Members of the watch reported for duty at the parish watch-house, an embryonic police station of sorts, where apprehended criminals were kept for the night before being brought before the magistrate in the morning. Usually built adjacent to the parish church burial ground, the watch-house also provided a means of guarding graves from body-snatchers. Known as the Resurrection Men, body-snatchers dug up the corpses of the recently buried to sell to the local hospitals of St Thomas’s and Guy’s for the purpose of teaching anatomy. Legally the medical profession were only allowed to use the bodies of those who had been executed but as the death sentence was carried out less frequently towards the end of the 18th century, there was a shortage of cadavers. The passing of the Anatomy Act in 1832 ended this gruesome practice.
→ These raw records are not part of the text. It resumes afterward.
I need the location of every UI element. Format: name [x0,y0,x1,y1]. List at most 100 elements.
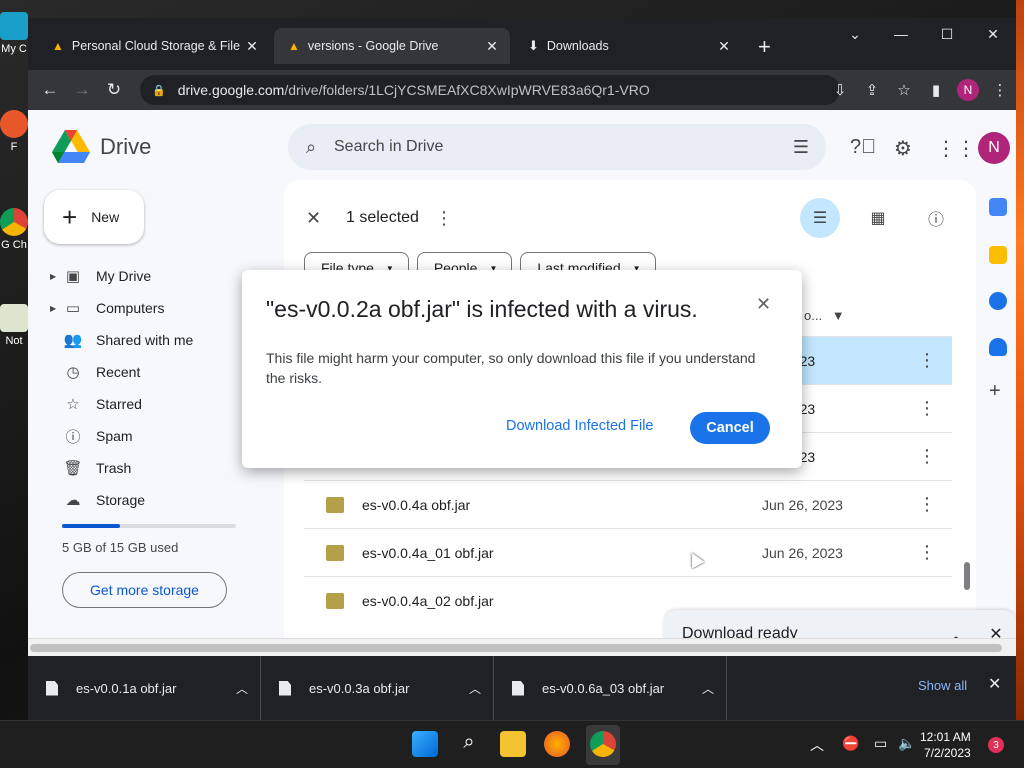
row-more-icon[interactable]: ⋮ [902,398,952,419]
display-icon[interactable]: ▭ [874,735,887,752]
sidebar-item-label: Recent [96,364,141,380]
table-row[interactable]: es-v0.0.4a obf.jar Jun 26, 2023 ⋮ [304,480,952,528]
tab-versions-google-drive[interactable]: ▲ versions - Google Drive ✕ [274,28,510,64]
notification-badge[interactable]: 3 [988,737,1004,753]
tab-downloads[interactable]: ⬇ Downloads ✕ [514,28,742,64]
chevron-up-icon[interactable]: ︿ [690,680,726,697]
close-shelf-icon[interactable]: ✕ [988,674,1001,694]
apps-grid-icon[interactable]: ⋮⋮ [936,136,976,161]
close-icon[interactable]: ✕ [244,38,260,55]
back-icon[interactable]: ← [34,80,66,100]
kebab-menu-icon[interactable]: ⋮ [984,81,1016,99]
keep-icon[interactable] [989,246,1007,264]
download-infected-file-button[interactable]: Download Infected File [506,418,654,434]
chrome-icon[interactable] [590,731,616,757]
desktop-icon-chrome[interactable]: G Ch [0,208,28,251]
more-actions-icon[interactable]: ⋮ [435,208,453,229]
row-more-icon[interactable]: ⋮ [902,446,952,467]
sidebar-item-storage[interactable]: ☁ Storage [50,484,290,516]
system-clock[interactable]: 12:01 AM 7/2/2023 [920,729,971,761]
notepad-icon [0,304,28,332]
minimize-icon[interactable]: — [878,26,924,42]
gear-icon[interactable]: ⚙ [894,136,912,161]
table-row[interactable]: es-v0.0.4a_01 obf.jar Jun 26, 2023 ⋮ [304,528,952,576]
tasks-icon[interactable] [989,292,1007,310]
chevron-up-icon[interactable]: ︿ [457,680,493,697]
tab-label: Downloads [546,39,609,53]
row-more-icon[interactable]: ⋮ [902,542,952,563]
downloads-shelf: es-v0.0.1a obf.jar ︿ es-v0.0.3a obf.jar … [28,656,1016,720]
expand-caret-icon[interactable]: ▶ [50,304,62,313]
search-input[interactable]: ⌕ Search in Drive ☰ [288,124,826,170]
clear-selection-icon[interactable]: ✕ [306,208,328,229]
download-item[interactable]: es-v0.0.1a obf.jar ︿ [28,656,261,720]
reload-icon[interactable]: ↻ [98,80,130,100]
desktop-icon-firefox[interactable]: F [0,110,28,153]
trash-icon: 🗑 [63,460,83,477]
new-tab-button[interactable]: + [758,34,771,60]
show-all-link[interactable]: Show all [918,678,967,693]
star-icon[interactable]: ☆ [888,81,920,99]
grid-view-icon[interactable]: ▦ [858,198,898,238]
share-icon[interactable]: ⇪ [856,81,888,99]
desktop-icon-label: G Ch [1,239,27,251]
download-file-name: es-v0.0.3a obf.jar [309,680,410,696]
cancel-button[interactable]: Cancel [690,412,770,444]
network-icon[interactable]: ⛔ [842,735,859,752]
new-button[interactable]: + New [44,190,144,244]
desktop-icon-my-computer[interactable]: My C [0,12,28,55]
install-icon[interactable]: ⇩ [824,81,856,99]
file-explorer-icon[interactable] [500,731,526,757]
search-icon[interactable]: ⌕ [456,731,482,757]
desktop-icon-notepad[interactable]: Not [0,304,28,347]
profile-avatar[interactable]: N [957,79,979,101]
add-addon-icon[interactable]: + [989,380,1001,403]
tab-personal-cloud-storage[interactable]: ▲ Personal Cloud Storage & File Sh ✕ [38,28,270,64]
drive-logo[interactable]: Drive [52,130,151,164]
column-header-modified[interactable]: o... ▼ [804,308,845,323]
vertical-scrollbar[interactable] [964,562,970,590]
close-window-icon[interactable]: ✕ [970,26,1016,43]
chrome-icon [0,208,28,236]
new-button-label: New [91,209,120,225]
volume-icon[interactable]: 🔈 [898,735,915,752]
calendar-icon[interactable] [989,198,1007,216]
close-icon[interactable]: ✕ [484,38,500,55]
firefox-icon[interactable] [544,731,570,757]
list-view-icon[interactable]: ☰ [800,198,840,238]
lock-icon: 🔒 [152,84,166,97]
download-item[interactable]: es-v0.0.6a_03 obf.jar ︿ [494,656,727,720]
maximize-icon[interactable]: ☐ [924,26,970,43]
windows-start-icon[interactable] [412,731,438,757]
account-avatar[interactable]: N [978,132,1010,164]
shared-icon: 👥 [63,332,83,349]
scrollbar-thumb[interactable] [30,644,1002,652]
row-more-icon[interactable]: ⋮ [902,350,952,371]
row-more-icon[interactable]: ⋮ [902,494,952,515]
forward-icon[interactable]: → [66,80,98,100]
info-icon[interactable]: ⓘ [916,198,956,238]
download-item[interactable]: es-v0.0.3a obf.jar ︿ [261,656,494,720]
horizontal-scrollbar[interactable] [28,638,1016,656]
download-file-name: es-v0.0.6a_03 obf.jar [542,680,665,696]
url-host: drive.google.com [177,82,285,98]
download-file-name: es-v0.0.1a obf.jar [76,680,177,696]
chevron-up-icon[interactable]: ︿ [810,735,824,755]
chevron-up-icon[interactable]: ︿ [224,680,260,697]
contacts-icon[interactable] [989,338,1007,356]
side-panel-icon[interactable]: ▮ [920,81,952,99]
search-icon[interactable]: ⌕ [288,137,334,158]
help-icon[interactable]: ?⃝ [850,136,876,159]
get-more-storage-button[interactable]: Get more storage [62,572,227,608]
search-options-icon[interactable]: ☰ [776,137,826,158]
file-icon [279,680,291,696]
tab-label: versions - Google Drive [307,39,439,53]
tab-search-icon[interactable]: ⌄ [832,26,878,43]
file-name: es-v0.0.4a_02 obf.jar [362,592,494,609]
close-icon[interactable]: ✕ [716,38,732,55]
url-input[interactable]: 🔒 drive.google.com /drive/folders/1LCjYC… [140,75,840,105]
desktop-icon-label: Not [5,335,23,347]
jar-file-icon [326,496,344,513]
close-icon[interactable]: ✕ [756,294,771,315]
expand-caret-icon[interactable]: ▶ [50,272,62,281]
I have been able to locate three surviving watch-houses in Southwark, all Grade II listed. The watch-house situated on the corner of the former burial grounds at St Mary Magdalen in Bermondsey Street was built in the early 19th century and survives today as a café.
Another is located at the entrance to the former burial ground of St Mary’s Rotherhithe and was built in 1821. Now also a cafe, it formed a pair of buildings with the engine house built at the same time at the other side of the entrance. An earlier watch-house had been located in St Mary’s Passage (now a part of Rotherhithe Street to the north of the church) close to where the stocks were located.
The third watch house, built in the 18th century, is the largest and oldest of the three and located in the former burial grounds of the St John’s Horsleydown, Bermondsey. The church closed in 1968 and the site purchased by the London City Mission. Today the watch house shows signs of occupation and is railed off from the former burial ground, now a public park.